The Hague-based court ordered Myanmar to take urgent measures to protect the minority against further atrocities and preserve evidence of alleged crimes, after mostly Muslim Gambia launched a lawsuit in November accusing Myanmar of genocide.
"Thank you Gambia!" a group of dozens of refugees sitting on the floor of an NGO office in Bangladesh shouted after the ruling was announced.
“For the first time, we have got some justice," said Mohammed Nur, 34. "This is a big achievement for the entire Rohingya community.”
Hamida Khatun, 50, who said her mother was killed and her husband arrested in Myanmar, said: “We are very happy we got justice."
Thursday’s verdict dealt only with Gambia’s request for preliminary measures, the equivalent of a restraining order for states. The court’s final decision could take years.
More than 730,000 Rohingya fled Myanmar’s western Rakhine state in 2017 after a military-led campaign that the United Nations has said was conducted with genocidal intent. Several hundred thousand remain in Myanmar, confined to camps and villages and denied access to education and healthcare.
“My Rohingya brothers and sisters... The gate of justice is just opened,” Mayyu Ali, a Rohingya poet, wrote on Twitter after the judgement was announced. "Now we are protected under the genocide convention”.
Rohingya still living inside Myanmar contacted by phone said they hoped the ruling would force the country to improve their situation. "We need protection," said Tin Aung, a Rohingya leader living in Myebon township in central Rakhine state, where Muslims have been confined to camps since violence in 2012.
Myanmar officials did not immediately comment on Thursday's verdict. A government spokesman and two military spokesmen did not answer calls from Reuters seeking comment.
The proceedings in the Hague last month galvanized supporters of state counselor Aung San Suu Kyi, who staged rallies across the country chanting "Stand with Suu Kyi" and waving flags.

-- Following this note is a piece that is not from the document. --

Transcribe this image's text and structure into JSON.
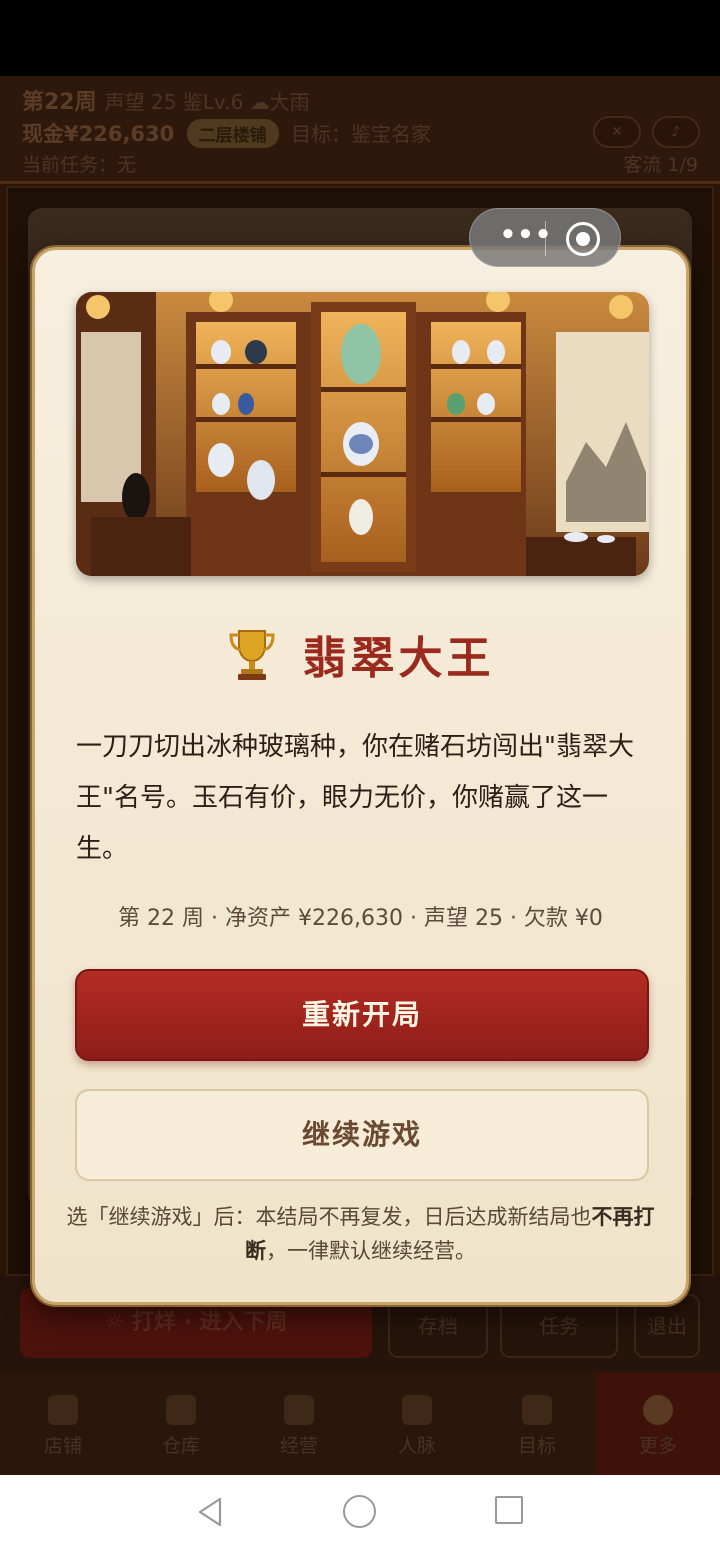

There were no gatherings in the commercial capital Yangon on Thursday, though billboards bearing Suu Kyi's face still stood at intersections where they were erected weeks ago.
She said on Thursday in an article published by British newspaper the Financial Times that war crimes may have been committed, but denied genocide, saying refugees had exaggerated the extent of abuses against them.
Myanmar was the victim of “unsubstantiated narratives” by human rights groups and U.N investigators, and could itself punish perpetrators through domestic mechanisms, she said.
But dozens of Myanmar-based civil society groups published a statement on the eve of the verdict welcoming the court case.
"Lessons of history have shown that... acts of violence and intimidation were committed with impunity using mechanisms of political power and military might," it said.
After the ruling was announced, Aye Lwin, a Muslim community leader in Yangon, told Reuters he thought the judgement would be a "a driving force for people inside Myanmar for reconciliation and unity".
'WHAT WILL HAPPEN TO US?’
The United Nations has said the weeks of violence in Rakhine state in August 2017 included mass killings, gang rape and arson. Hundreds of Rohingya villages were burned to the ground, razed by bulldozers and then scraped shortly after the Rohingya fled.
Some Rohingya expressed worry that the court's ruling would have no impact. While the ruling is legally binding, the court has no mechanism to enforce it.
“I am very happy with the ICJ’s decision,” said Zuyarman, a community worker in Maungtaw township, in northern Rakhine state, where many Rohingya villages burned in 2017.
“However, I don’t know what will happen... Is this certainly going to bring good things for people like us?”